The incidence of urethral stricture was estimated by comparing the results of the studies that used different endoscopic techniques. Patients were assigned in groups according to the type of surgery and regardless of energy used (enucleation, ablation and resection group). The incidences of US were pooled using the Cochran-Mantel-Haenszel Method with the random effect model and reported as Risk Ratio (RR), 95% Confidence Intervals (CI), and p-values. Analyses were two-tailed, and the significance was set at p <0.05 and a 95% CI. Study heterogeneity was assessed utilizing the I2 value. Substantial heterogeneity was defined as an I2 value >50% or a Chi2 p-value <0.10.

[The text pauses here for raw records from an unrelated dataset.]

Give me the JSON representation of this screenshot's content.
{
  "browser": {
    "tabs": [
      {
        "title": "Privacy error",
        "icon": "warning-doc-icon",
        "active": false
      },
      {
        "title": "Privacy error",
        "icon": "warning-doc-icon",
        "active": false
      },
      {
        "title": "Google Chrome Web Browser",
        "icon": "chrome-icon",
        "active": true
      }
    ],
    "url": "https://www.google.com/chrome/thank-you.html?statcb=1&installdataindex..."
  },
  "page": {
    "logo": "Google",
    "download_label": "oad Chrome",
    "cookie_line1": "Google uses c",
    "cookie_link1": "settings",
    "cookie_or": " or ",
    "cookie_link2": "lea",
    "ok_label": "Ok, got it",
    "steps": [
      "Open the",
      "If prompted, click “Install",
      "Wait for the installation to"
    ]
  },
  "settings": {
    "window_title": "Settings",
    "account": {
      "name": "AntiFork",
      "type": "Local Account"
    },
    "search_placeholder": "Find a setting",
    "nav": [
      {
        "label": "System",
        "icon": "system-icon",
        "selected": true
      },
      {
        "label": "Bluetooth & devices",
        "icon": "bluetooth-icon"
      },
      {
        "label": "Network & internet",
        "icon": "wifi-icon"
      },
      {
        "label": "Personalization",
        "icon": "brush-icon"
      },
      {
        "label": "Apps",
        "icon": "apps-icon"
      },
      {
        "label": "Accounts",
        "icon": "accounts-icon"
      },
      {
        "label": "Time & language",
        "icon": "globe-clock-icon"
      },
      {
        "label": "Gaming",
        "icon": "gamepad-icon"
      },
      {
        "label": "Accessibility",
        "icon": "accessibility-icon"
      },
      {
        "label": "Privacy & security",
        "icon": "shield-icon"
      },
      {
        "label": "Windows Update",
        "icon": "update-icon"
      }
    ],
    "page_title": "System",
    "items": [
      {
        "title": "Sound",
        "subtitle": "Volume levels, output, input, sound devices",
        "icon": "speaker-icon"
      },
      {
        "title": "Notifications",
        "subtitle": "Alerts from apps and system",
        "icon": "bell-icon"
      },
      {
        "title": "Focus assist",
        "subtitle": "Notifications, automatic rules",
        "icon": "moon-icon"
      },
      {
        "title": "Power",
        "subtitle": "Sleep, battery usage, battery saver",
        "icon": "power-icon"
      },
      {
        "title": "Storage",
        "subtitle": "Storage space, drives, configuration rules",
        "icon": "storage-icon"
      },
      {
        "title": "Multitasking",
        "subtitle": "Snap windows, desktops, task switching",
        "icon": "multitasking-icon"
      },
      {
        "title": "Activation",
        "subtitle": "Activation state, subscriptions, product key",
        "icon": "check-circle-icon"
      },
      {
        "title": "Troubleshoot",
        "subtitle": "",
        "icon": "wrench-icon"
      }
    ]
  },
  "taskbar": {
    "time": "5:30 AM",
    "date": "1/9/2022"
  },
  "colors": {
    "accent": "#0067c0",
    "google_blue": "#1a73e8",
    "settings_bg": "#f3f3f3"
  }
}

Results: A total of 80 studies were included for meta-analysis. There was no significant heterogeneity among the studies, with an I2 0%, Chi2 16.98, p = 0.88 for Enucleation vs TURP studies and I2 0%, Chi2 27.71, p = 0.99 for the Ablation vs TURP ones. The pooled incidence of US was 1.7% after enucleation, 2.1% after ablation, 3.8% after monopolar (M)-TURP and 2.1% after bipolar (B)-TURP. The incidence of US was significantly lower after Enucleation than after TURP (RR 0.58 95% CI 0.39-0.84, p=0.004). US incidence was lower for Ablation procedures than after TURP, but the difference did not reach significance (RR 0.79 95% CI 0.61-1.3, p=0.08). However, this was significant in the subgroup of M-TURP studies (RR 0.67, 95% CI, 0.49-0.91, p=0.01). Sub-analysis showed that the risk of US was significantly lower after Enucleation than after TURP within 12 months after surgery (RR 0.51 95% CI 0.33-0.81, p=0.004). The mean postoperative catheterization was significantly shorter in laser treatments than in TURP also potentially influencing US incidence.
Conclusions: The study shows an increased incidence of US after TURP compared to enucleation and ablation procedures. The main factors related to increased US incidence are the use of monopolar energy, instrument caliber and duration of postoperative catheterization.